Par Sandra HIGELIN, Vice-Présidente au tribunal judiciaire de BORDEAUX, assistée de David PENICHON, Greffier.
DEMANDEURS
Madame Mélanie Sophie Adeline BILLERACH DAMIANO
née le 11 Décembre 1992 à [Localité 12]
[Adresse 9]
[Localité 6]
Monsieur [V] [K] [T] [I]
né le 08 Août 1989 à [Localité 13]
[Adresse 9]
[Localité 6]
Tous deux représentés par Maître Vianney LE COQ DE KERLAND de l’AARPI RIVIERE - DE KERLAND, avocat au barreau de BORDEAUX
DÉFENDEURS
Monsieur [N] [S] [X]
né le 31 Décembre 1982 à [Localité 11]
[Adresse 1]
[Adresse 14]
[Localité 7]
Défaillant
La Société HUMAN IMMOBILIER
SAS dont le siège social est :
[Adresse 3]
[Localité 5]
Prise en la personne de son(ses) représentant(s) légal(aux) domicilié(s) en cette qualité au dit siège
AXA FRANCE IARD MUTUELLE ès qualité d’assureur responsabilité professionnelle de HUMAN IMMOBILIER (n°contrat 10574724504)
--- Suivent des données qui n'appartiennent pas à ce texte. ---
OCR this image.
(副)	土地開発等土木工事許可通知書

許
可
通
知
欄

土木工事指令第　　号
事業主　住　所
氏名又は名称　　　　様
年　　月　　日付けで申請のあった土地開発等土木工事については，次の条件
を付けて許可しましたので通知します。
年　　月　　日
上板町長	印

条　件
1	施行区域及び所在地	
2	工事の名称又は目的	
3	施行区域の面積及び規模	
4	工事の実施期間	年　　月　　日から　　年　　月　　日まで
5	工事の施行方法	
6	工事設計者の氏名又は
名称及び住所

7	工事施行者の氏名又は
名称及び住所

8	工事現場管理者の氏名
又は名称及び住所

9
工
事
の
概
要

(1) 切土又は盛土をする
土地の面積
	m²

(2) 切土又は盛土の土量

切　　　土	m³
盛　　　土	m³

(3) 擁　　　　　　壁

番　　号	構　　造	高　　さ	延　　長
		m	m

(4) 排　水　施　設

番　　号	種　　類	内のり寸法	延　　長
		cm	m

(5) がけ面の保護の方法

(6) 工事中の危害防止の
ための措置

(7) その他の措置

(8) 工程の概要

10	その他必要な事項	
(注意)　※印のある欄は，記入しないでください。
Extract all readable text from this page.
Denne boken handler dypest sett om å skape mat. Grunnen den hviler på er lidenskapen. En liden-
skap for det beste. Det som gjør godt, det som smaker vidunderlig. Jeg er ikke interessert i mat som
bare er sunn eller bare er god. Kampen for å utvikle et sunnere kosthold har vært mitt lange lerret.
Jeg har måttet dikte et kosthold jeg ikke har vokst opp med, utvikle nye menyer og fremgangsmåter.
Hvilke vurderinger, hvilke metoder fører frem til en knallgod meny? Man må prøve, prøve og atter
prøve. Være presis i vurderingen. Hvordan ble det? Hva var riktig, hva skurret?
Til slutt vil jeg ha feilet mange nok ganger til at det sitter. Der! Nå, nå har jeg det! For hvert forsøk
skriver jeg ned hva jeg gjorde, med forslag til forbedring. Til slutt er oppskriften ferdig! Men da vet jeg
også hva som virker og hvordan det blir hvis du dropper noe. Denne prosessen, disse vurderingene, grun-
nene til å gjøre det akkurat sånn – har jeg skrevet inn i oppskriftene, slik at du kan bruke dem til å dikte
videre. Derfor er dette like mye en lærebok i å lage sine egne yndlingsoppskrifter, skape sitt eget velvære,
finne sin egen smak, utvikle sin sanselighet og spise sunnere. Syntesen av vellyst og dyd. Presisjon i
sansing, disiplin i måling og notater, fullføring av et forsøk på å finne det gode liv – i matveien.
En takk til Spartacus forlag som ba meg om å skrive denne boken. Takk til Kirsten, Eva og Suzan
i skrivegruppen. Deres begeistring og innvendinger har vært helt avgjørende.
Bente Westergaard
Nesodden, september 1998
SAM dont le siège social est :
[Adresse 4]
[Localité 8]
Prise en la personne de son(ses) représentant(s) légal(aux) domicilié(s) en cette qualité au dit siège
Toutes deux représentées par Maître Catherine LATAPIE-SAYO, avocat au barreau de BORDEAUX
FAITS, PROCÉDURE ET DEMANDES DES PARTIES
Par actes de commissaire de justice délivrés le 22 mai 2024, Monsieur [I] et Madame [P] [C] ont fait assigner Monsieur [X], la SAS HUMAN IMMOBILIER et la SA AXA ASSURANCES IARD MUTUELLE ès-qualités de la SAS HUMAN IMMOBILIER devant le Juge des référés du tribunal judiciaire de Bordeaux afin de voir désigner un expert au visa de l’article 145 du code de procédure civile, de voir condamner Monsieur [X] à leur verser une provision ad litem égale à la consignation au titre des honoraires de l’expert, ainsi qu’une indemnité de 2 500 euros sur le fondement de l’article 700 du Code de procédure civile.
Aux termes de leurs dernières écritures, Monsieur [I] et Madame [P] [C] ont maintenu leurs demandes.
Ils exposent au soutien de leurs demandes avoir, suivant acte authentique du 17 décembre 2021, acquis de Monsieur [X] une maison située [Adresse 9] à [Localité 10], et avoir observé à compter de janvier 2023, l’existence d’infiltrations dans le sous-sol au sein duquel Monsieur [X] avait fait réaliser en 2020 des travaux d’aménagement en surface habitable. Ils font valoir que ces désordres, qui ne cessent de s’aggraver, rendent le sous-sol impropre à sa destination, et justifient l’organisation d’une expertise judiciaire, au contradictoire de l’ensemble des parties assignées.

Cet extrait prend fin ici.